Como vimos en publicaciones anteriores, Integrated Project Delivery (IPD) es un proceso intencional, orientado a la mejora continua y a la colaboración temprana entre las partes clave del proyecto.
Desde el inicio, el equipo de IPD necesita planificar con claridad:
- Cómo se ejecutará el proyecto.
- Cuál es la forma adecuada de ponerlo en marcha.
- Qué método se usará para evaluar la efectividad del plan.
- Cuándo y cómo se revisará el plan para mejorar los resultados.
Este esfuerzo inicial suele ser mayor que en enfoques tradicionales y puede generar ansiedad en equipos que se acercan por primera vez a IPD. Aun así, es una inversión necesaria: cuando se gestiona bien, ayuda a reducir fricción, alinear expectativas y sostener la colaboración a medida que el proyecto avanza.
La negociación y ejecución de un acuerdo IPD debe alinear al equipo con los objetivos del proyecto y motivar la colaboración. Requiere dedicación —y, en muchos casos, acompañamiento especializado— para gestionarlo adecuadamente, pero puede aportar beneficios que superan significativamente el costo y el esfuerzo inicial.
Paso a paso para iniciar un proyecto IPD
Cada propietario y cada proyecto tienen su propio contexto, restricciones y desafíos. Por eso, el proceso debe ajustarse a los requisitos específicos de cada caso.
Aun así, existen pasos generales que pueden servir como punto de partida para estructurar el arranque de muchos proyectos IPD:
- Alineación del propietario. Antes de incorporar al resto del equipo, el propietario debe tener claridad sobre sus objetivos, criterios de éxito, expectativas de colaboración y nivel de participación en el proceso.
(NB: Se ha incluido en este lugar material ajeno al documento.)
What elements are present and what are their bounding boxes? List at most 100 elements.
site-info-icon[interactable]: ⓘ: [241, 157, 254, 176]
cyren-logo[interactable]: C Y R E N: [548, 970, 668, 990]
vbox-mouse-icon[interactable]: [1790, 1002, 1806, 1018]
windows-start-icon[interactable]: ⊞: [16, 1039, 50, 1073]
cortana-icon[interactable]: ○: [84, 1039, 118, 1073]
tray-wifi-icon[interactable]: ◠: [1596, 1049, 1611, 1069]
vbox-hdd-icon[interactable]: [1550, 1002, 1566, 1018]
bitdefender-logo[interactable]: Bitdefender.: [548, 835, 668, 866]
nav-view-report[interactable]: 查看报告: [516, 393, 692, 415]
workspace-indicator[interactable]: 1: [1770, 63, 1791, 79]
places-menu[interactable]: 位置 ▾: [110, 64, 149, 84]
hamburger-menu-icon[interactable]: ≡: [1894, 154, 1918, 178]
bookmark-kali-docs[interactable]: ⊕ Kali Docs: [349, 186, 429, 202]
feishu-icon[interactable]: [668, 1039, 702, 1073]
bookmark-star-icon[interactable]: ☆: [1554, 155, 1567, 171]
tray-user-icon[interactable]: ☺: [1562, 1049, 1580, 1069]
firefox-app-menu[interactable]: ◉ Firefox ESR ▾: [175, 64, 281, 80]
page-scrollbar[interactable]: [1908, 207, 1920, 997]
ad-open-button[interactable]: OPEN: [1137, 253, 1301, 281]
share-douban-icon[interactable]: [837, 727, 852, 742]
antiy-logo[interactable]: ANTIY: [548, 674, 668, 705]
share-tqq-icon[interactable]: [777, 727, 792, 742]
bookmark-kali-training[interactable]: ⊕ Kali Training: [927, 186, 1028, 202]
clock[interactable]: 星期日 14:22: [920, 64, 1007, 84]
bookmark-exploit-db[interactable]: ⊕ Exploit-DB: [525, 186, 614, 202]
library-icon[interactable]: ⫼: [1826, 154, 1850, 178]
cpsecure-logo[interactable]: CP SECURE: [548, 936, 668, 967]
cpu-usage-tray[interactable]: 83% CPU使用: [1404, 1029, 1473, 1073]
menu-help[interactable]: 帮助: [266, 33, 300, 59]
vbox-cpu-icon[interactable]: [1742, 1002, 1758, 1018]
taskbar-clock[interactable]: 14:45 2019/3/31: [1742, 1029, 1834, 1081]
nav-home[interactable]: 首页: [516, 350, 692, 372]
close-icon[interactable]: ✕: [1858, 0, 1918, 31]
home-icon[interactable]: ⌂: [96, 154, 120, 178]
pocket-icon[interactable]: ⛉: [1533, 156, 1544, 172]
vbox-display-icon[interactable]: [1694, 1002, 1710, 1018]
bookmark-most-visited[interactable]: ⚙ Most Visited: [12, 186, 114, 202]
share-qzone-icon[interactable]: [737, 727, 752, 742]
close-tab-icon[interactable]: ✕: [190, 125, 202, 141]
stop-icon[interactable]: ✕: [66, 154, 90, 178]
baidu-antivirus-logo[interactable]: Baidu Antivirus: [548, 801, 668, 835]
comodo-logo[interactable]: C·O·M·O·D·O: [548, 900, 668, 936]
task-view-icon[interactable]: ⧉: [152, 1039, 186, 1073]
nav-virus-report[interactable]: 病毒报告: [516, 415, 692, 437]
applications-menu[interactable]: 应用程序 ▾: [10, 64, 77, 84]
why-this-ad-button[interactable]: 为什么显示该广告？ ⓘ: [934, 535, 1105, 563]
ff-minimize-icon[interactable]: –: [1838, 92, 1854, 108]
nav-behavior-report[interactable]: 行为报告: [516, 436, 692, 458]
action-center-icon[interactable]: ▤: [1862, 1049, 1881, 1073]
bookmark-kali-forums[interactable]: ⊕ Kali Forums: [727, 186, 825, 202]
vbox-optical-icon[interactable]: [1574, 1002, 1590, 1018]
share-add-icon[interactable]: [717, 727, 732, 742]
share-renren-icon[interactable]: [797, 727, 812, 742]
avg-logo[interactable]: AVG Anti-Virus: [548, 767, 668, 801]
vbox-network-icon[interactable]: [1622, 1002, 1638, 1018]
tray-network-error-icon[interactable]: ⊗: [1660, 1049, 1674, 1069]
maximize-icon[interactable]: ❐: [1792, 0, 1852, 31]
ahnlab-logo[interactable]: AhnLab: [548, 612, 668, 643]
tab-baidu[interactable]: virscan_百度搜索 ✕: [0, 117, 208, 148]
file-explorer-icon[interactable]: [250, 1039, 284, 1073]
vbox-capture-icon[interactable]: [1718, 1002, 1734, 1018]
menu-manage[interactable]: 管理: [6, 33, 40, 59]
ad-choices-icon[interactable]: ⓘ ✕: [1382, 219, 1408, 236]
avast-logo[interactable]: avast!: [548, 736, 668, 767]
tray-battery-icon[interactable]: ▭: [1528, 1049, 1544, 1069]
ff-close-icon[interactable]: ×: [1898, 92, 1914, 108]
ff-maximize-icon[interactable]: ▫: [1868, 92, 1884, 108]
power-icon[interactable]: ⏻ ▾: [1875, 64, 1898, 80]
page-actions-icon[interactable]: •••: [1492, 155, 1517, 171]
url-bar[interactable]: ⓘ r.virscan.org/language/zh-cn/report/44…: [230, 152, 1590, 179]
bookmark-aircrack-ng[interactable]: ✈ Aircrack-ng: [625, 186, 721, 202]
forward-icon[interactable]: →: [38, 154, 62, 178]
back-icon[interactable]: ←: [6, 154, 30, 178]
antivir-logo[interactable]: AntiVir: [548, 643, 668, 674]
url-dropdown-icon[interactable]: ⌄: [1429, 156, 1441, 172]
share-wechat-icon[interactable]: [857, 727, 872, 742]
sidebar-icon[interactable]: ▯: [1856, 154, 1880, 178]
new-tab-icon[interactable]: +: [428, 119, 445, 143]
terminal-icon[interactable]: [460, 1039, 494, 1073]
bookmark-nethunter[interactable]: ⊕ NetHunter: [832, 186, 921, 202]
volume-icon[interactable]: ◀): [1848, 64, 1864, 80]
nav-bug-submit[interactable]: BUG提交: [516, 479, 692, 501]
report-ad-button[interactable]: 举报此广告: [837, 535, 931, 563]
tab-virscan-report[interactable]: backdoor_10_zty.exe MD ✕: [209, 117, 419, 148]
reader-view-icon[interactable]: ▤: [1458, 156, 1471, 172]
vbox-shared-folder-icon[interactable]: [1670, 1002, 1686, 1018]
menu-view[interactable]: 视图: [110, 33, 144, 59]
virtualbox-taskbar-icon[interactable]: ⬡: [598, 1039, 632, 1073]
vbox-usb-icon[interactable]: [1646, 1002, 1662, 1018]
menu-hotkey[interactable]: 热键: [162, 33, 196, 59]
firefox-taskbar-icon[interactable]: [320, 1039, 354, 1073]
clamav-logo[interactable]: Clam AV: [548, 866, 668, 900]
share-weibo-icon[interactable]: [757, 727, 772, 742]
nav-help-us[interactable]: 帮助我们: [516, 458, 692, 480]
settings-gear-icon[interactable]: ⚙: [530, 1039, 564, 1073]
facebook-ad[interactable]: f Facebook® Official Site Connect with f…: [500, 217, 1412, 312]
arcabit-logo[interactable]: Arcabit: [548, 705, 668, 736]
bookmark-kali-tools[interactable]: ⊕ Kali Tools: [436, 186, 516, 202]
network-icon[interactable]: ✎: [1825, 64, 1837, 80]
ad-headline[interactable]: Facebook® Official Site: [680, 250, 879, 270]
- Selección del equipo. La selección debe considerar no solo capacidades técnicas, sino también disposición para colaborar, compartir información y participar en un entorno de toma de decisiones integrada.
- Alineación del equipo y taller de contrato. Una vez reunidas las partes clave, el equipo necesita trabajar sobre objetivos comunes, roles, responsabilidades, mecanismos de coordinación y bases del acuerdo.
- Tareas posteriores al taller. Después del taller, el equipo debe consolidar acuerdos, revisar pendientes y ajustar el plan de ejecución según lo aprendido durante la alineación inicial.
En algunos casos, estos pasos pueden desarrollarse en paralelo con trabajos de revisión o preparación técnica. Lo importante es mantener la intención del proceso: construir alineación temprana, establecer reglas claras de colaboración y crear una base sólida para la ejecución del proyecto.